Andrà tutto bene


Micaela Gutierrez

The world has looked to Italy for setting an unprecedented example of how to keep spirits high during COVID-19 pandemic.  Self-quarantining and social distancing have not stopped Italians from having positive social connection. News reports from around the globe have featured spontaneous balcony serenades breaking out in the cities of Rome, Florence, Pavia, Turin and Sicily.


Spaniards followed suit with their own musical variations in Sevilla, Spain.  On March 27, Spain watched as their death toll rose by 838 deaths in a 24-hour time span.  This placed Spain having the second-highest coronavirus death rate in the world, behind Italy.  The United States currently holds the highest death rate, with 332, 283 deaths.  Despite the tragedy that has hit their country, the Spaniards are keeping their heads up by singing and clapping to their apartment floor neighbors.

The examples of Italy and Spain serve as reminders there is always a way to be hopeful, our attitudes are not dictated by surrounding circumstances.

Although no musical variations are heard in the streets of the U.S, in New York City, nightly applause for health care service workers rings out at 7pm, their way of acknowledging those who are risking their lives to care for the sick.

As students and faculty of Rockhurst have transitioned to online courses, there is much room disappointment.  Freshman LC Coldiron, a Spanish and Secondary Education major, shared what has motivated her to stay so positive during this challenging time.
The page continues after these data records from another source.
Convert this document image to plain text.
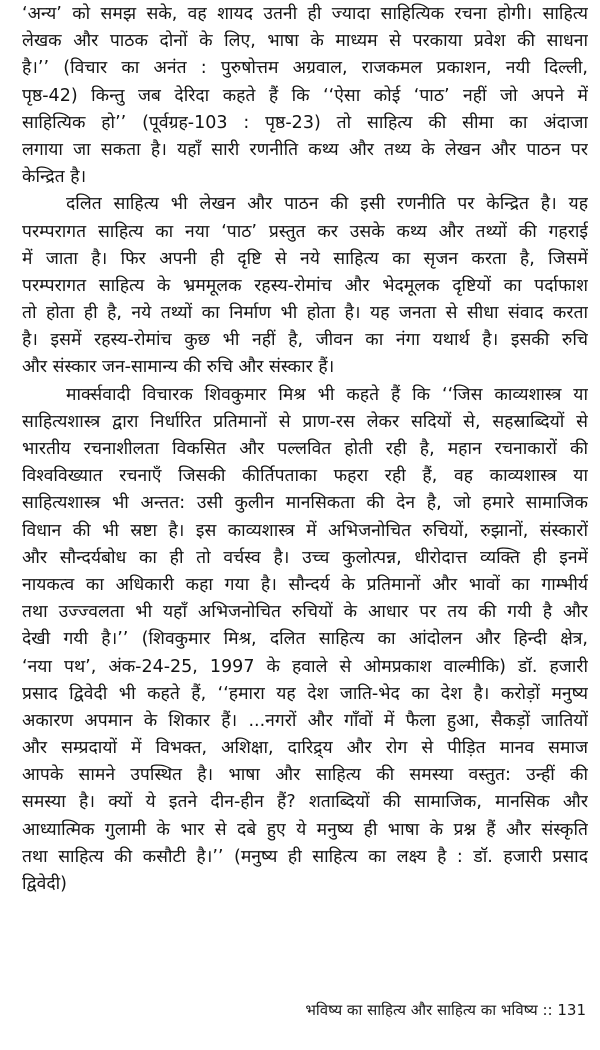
‘अन्य’ को समझ सके, वह शायद उतनी ही ज्यादा साहित्यिक रचना होगी। साहित्य
लेखक और पाठक दोनों के लिए, भाषा के माध्यम से परकाया प्रवेश की साधना
है।’’ (विचार का अनंत : पुरुषोत्तम अग्रवाल, राजकमल प्रकाशन, नयी दिल्ली,
पृष्ठ-42) किन्तु जब देरिदा कहते हैं कि ‘‘ऐसा कोई ‘पाठ’ नहीं जो अपने में
साहित्यिक हो’’ (पूर्वग्रह-103 : पृष्ठ-23) तो साहित्य की सीमा का अंदाजा
लगाया जा सकता है। यहाँ सारी रणनीति कथ्य और तथ्य के लेखन और पाठन पर
केन्द्रित है।
दलित साहित्य भी लेखन और पाठन की इसी रणनीति पर केन्द्रित है। यह
परम्परागत साहित्य का नया ‘पाठ’ प्रस्तुत कर उसके कथ्य और तथ्यों की गहराई
में जाता है। फिर अपनी ही दृष्टि से नये साहित्य का सृजन करता है, जिसमें
परम्परागत साहित्य के भ्रममूलक रहस्य-रोमांच और भेदमूलक दृष्टियों का पर्दाफाश
तो होता ही है, नये तथ्यों का निर्माण भी होता है। यह जनता से सीधा संवाद करता
है। इसमें रहस्य-रोमांच कुछ भी नहीं है, जीवन का नंगा यथार्थ है। इसकी रुचि
और संस्कार जन-सामान्य की रुचि और संस्कार हैं।
मार्क्सवादी विचारक शिवकुमार मिश्र भी कहते हैं कि ‘‘जिस काव्यशास्त्र या
साहित्यशास्त्र द्वारा निर्धारित प्रतिमानों से प्राण-रस लेकर सदियों से, सहस्राब्दियों से
भारतीय रचनाशीलता विकसित और पल्लवित होती रही है, महान रचनाकारों की
विश्वविख्यात रचनाएँ जिसकी कीर्तिपताका फहरा रही हैं, वह काव्यशास्त्र या
साहित्यशास्त्र भी अन्तत: उसी कुलीन मानसिकता की देन है, जो हमारे सामाजिक
विधान की भी स्रष्टा है। इस काव्यशास्त्र में अभिजनोचित रुचियों, रुझानों, संस्कारों
और सौन्दर्यबोध का ही तो वर्चस्व है। उच्च कुलोत्पन्न, धीरोदात्त व्यक्ति ही इनमें
नायकत्व का अधिकारी कहा गया है। सौन्दर्य के प्रतिमानों और भावों का गाम्भीर्य
तथा उज्ज्वलता भी यहाँ अभिजनोचित रुचियों के आधार पर तय की गयी है और
देखी गयी है।’’ (शिवकुमार मिश्र, दलित साहित्य का आंदोलन और हिन्दी क्षेत्र,
‘नया पथ’, अंक-24-25, 1997 के हवाले से ओमप्रकाश वाल्मीकि) डॉ. हजारी
प्रसाद द्विवेदी भी कहते हैं, ‘‘हमारा यह देश जाति-भेद का देश है। करोड़ों मनुष्य
अकारण अपमान के शिकार हैं। ...नगरों और गाँवों में फैला हुआ, सैकड़ों जातियों
और सम्प्रदायों में विभक्त, अशिक्षा, दारिद्र्य और रोग से पीड़ित मानव समाज
आपके सामने उपस्थित है। भाषा और साहित्य की समस्या वस्तुत: उन्हीं की
समस्या है। क्यों ये इतने दीन-हीन हैं? शताब्दियों की सामाजिक, मानसिक और
आध्यात्मिक गुलामी के भार से दबे हुए ये मनुष्य ही भाषा के प्रश्न हैं और संस्कृति
तथा साहित्य की कसौटी है।’’ (मनुष्य ही साहित्य का लक्ष्य है : डॉ. हजारी प्रसाद
द्विवेदी)
भविष्य का साहित्य और साहित्य का भविष्य :: 131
“I’ve been trying to keep my same schedule,” she said. “I make myself get up at the same time as usual and actually get dressed. After classes I try to get outside, I either go for a run or a walk. I love being outside and can’t stand being stuck in the same place, so it’s been really good for me to get out and move.”

As far as finding ways to connect socially, Coldiron talks about getting creative and using humor even in the face of difficulty.  She recommends scheduling time for online social connection, “I have scheduled face time dates with a lot of my friends. It’s nice to talk to them,” she said.

“I’ve really been missing my people. My sorority is also having a weekly zoom hang out because sisterhood doesn’t stop just because we aren’t together. I think for me it’s been about trying to find the fun in a really sucky situation,” Coldiron said.

While Coldiron has avoided illness, the impact of the COVID-19 has still been personal.  The Omaha, Nebraskan native commented on the first person she knew to die of COVID-19 was a family friend.

“It hit me close to home. It’s reminded me why it’s so important that we stay home and remember those we love,” she said.

Through it all, Coldiron has tried to stay grateful. One routine in particular has helped.  “I have a habit I’ve done every night since I can remember, I go throughout my day interaction by interaction and thank the universe for each person I talked to, even if it’s not someone I always get along with.

“I think ending the day on a note of gratitude has been one of the biggest reasons I’ve been able to stay positive,” she said.